Assim que começou escurecer, fizemos outra reunião. Havia alguns detalhes que precisavam ser discutidos.
-- Alguém ainda se lembra das regras que definimos ontem? – perguntei.
-- Manter o fogo sempre aceso – respondeu alguém.
-- Construir uma cabana – disse a outra.
-- É isso aí – falei. A cabana já está construída. Bem ou mal é uma cabana. Aos poucos a gente vai melhorando ela.
-- Você tem toda a razão, Sílvio – disse Luciana.
-- Então, agora está na hora de definirmos mais algumas regras. Vocês não acham?
-- Não sei – respondeu Ana Paula. – Será que a gente precisa de mais regras?
-- Claro que sim! – falei. – Se não existissem regras, o mundo seria um caos. Como é que as pessoas iam conviver umas com as outras sem regras?
-- Mas aqui a gente está numa ilha – argumentou minha prima. – Só tem nós quatro. Para que regras? Não vamos ficar aqui por muito tempo, mesmo!
-- De certa forma você tem razão – interveio Luciana. – A gente poderia ficar um tempo sem regras. Ia ser bem legal. Aí a gente ia poder fazer tudo que quisesse – continuou ela, cheia de empolgação.
-- Eu não concordo – discordou Marcela, que até então se mantinha em silêncio. – Precisamos sim de regras. Ou vocês acham que somos animais?
-- Não é nada disso! – protestou Ana Paula. – Eu só quis dizer que somos civilizados o bastante para ficar sem regras nesse lugar até sermos resgatados. Talvez amanhã ou depois já saímos daqui. Se vamos ficar por pouco tempo, pra que regras?
-- Tudo bem, então – falei. – Já que vocês querem assim. Mas como líder, quero determinar duas coisas: primeiro, vamos continuar tomando conta da fogueira; segundo, tudo deve ser dividido, desde as tarefas mais simples até o que formos comer. Ninguém deve ter o privilégio de não fazer as coisas ou ter mais que os outros.
-- Também concordo – disse Luciana.
-- Por mim, tudo bem – falou Ana Paula, como se aquilo não lhe fizesse a menor diferença.
-- E você, Marcela? O que acha? – perguntei.
-- Se a maioria acha que não precisamos de regras, então ficamos sem elas. Mas só quero ver até onde isso vai dar. Aposto como daqui uns dias, vamos necessitar delas.
-- Não vamos não – disse Ana Paula. – Até lá já estaremos em casa.
-- Espero que você tenha razão, garota – disse Marcela.

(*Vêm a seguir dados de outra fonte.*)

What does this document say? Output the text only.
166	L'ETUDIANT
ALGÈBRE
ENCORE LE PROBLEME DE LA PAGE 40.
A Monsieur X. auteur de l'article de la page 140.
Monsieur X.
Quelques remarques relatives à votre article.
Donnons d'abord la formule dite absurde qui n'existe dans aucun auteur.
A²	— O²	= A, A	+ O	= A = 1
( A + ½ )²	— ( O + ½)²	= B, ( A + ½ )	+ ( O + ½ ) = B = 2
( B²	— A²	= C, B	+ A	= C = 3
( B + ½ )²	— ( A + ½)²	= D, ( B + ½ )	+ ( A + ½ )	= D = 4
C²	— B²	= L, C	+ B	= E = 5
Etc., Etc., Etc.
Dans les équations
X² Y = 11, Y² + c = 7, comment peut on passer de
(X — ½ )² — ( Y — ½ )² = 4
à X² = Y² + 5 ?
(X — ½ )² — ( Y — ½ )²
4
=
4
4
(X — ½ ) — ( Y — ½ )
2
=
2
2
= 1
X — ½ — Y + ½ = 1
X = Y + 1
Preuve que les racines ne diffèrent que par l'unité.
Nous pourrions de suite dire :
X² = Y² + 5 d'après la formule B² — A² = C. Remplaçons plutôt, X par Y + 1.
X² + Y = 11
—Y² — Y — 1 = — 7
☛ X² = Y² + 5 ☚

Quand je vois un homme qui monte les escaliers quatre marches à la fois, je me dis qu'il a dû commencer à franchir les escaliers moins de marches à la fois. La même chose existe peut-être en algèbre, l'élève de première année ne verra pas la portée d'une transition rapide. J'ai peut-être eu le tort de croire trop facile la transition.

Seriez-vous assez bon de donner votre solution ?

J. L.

E ali ficamos conversando por mais algum tempo. A conversa caiu para temas banais dos quais não me recordo. Falávamos de situações e recordações de momentos engraçados na escola e no dia-a-dia.
Depois alguém sugeriu que fossemos tomar banho. E assim fizemos os quatros.
Foi muito divertido. Foi um dos momentos de maior descontração desde que chegamos naquela ilha. Brincamos de mergulhar e passar no meio das pernas do outro em baixo d’água, de pega-pega no meio das ondas e muito mais.
Só não ficamos mais porque estava começando a escurecer e era preciso abastecer a fogueira e buscar mais alguma coisa para comer.